Consider the ethical topic of euthanasia. Euthanasia goes against the pillar of nonmaleficence as we are killing our patients. However, we may need to consider whether more harm is caused by prologued suffering where patients experience distressing symptoms, pain and have a very poor quality of life. In order to apply non-maleficence, it is important to not only consider the harm that your patient will experience but the potential for wider harms. For example, how will the relatives and dependants of this person be harmed or effected by the decision being made.

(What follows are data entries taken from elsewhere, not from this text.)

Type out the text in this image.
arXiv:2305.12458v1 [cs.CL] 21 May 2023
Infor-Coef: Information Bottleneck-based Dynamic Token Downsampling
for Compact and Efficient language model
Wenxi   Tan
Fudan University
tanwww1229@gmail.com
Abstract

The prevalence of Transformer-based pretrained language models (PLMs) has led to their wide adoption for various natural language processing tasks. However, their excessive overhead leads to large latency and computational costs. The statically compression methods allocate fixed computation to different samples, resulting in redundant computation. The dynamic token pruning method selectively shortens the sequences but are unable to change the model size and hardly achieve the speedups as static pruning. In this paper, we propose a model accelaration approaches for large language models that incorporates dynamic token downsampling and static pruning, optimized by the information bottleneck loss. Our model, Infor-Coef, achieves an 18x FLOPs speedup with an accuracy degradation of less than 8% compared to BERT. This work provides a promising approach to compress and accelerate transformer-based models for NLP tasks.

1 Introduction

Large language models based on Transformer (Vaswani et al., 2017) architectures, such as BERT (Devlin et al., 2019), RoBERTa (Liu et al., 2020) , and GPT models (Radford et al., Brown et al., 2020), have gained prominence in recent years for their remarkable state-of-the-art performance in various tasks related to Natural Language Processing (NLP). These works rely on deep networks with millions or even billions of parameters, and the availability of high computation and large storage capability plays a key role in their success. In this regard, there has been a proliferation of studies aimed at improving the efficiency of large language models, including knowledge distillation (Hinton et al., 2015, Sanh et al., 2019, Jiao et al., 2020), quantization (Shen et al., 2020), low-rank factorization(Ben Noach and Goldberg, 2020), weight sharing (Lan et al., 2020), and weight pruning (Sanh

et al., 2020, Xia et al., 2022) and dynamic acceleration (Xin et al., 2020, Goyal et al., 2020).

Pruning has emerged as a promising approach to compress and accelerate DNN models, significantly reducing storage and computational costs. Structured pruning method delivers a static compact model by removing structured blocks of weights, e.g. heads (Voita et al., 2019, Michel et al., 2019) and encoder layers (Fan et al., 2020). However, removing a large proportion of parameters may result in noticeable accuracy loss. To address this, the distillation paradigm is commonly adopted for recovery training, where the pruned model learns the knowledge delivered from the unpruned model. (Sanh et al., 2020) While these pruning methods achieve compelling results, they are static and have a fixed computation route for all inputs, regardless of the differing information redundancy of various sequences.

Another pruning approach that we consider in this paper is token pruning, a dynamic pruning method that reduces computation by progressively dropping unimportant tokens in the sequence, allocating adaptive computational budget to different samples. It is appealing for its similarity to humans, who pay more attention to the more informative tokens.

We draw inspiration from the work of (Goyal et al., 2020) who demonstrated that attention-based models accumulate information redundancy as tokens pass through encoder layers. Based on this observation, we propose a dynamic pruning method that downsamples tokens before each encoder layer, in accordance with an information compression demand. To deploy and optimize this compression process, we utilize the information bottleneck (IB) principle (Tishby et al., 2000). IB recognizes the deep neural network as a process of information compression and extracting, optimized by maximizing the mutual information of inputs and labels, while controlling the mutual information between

By considering the ethical topic of abortion we can appreciate the importance of non-maleficence and consider how to use it when debating ethical topics. The abortion debate argues rather it is morally right to terminate a pregnancy before normal childbirth. Ideas supported by applying non-maleficence may both be in favour and against abortion. Considering the pro-choice argument, you could argue that abortions avoid harm both for the mother and foetus. Doctors must assess the potential detriment of pregnancy and child birth to the mothers mental and physical health. Moreover, there is potential that the future child will experience harm where an abortion is withheld. Criminalising abortions may promote child birth where babies have congenital defects or are placed in the care system. Alternatively, the prolife argument argues that life begins at conception therefore an abortion is doing harm by killing the potential life.

Breaking confidentiality may be necessary in order to avoid harm. A patient’s conditions may put them or other parties at risk. In these scenarios relevant information may be discussed between the relevant parties.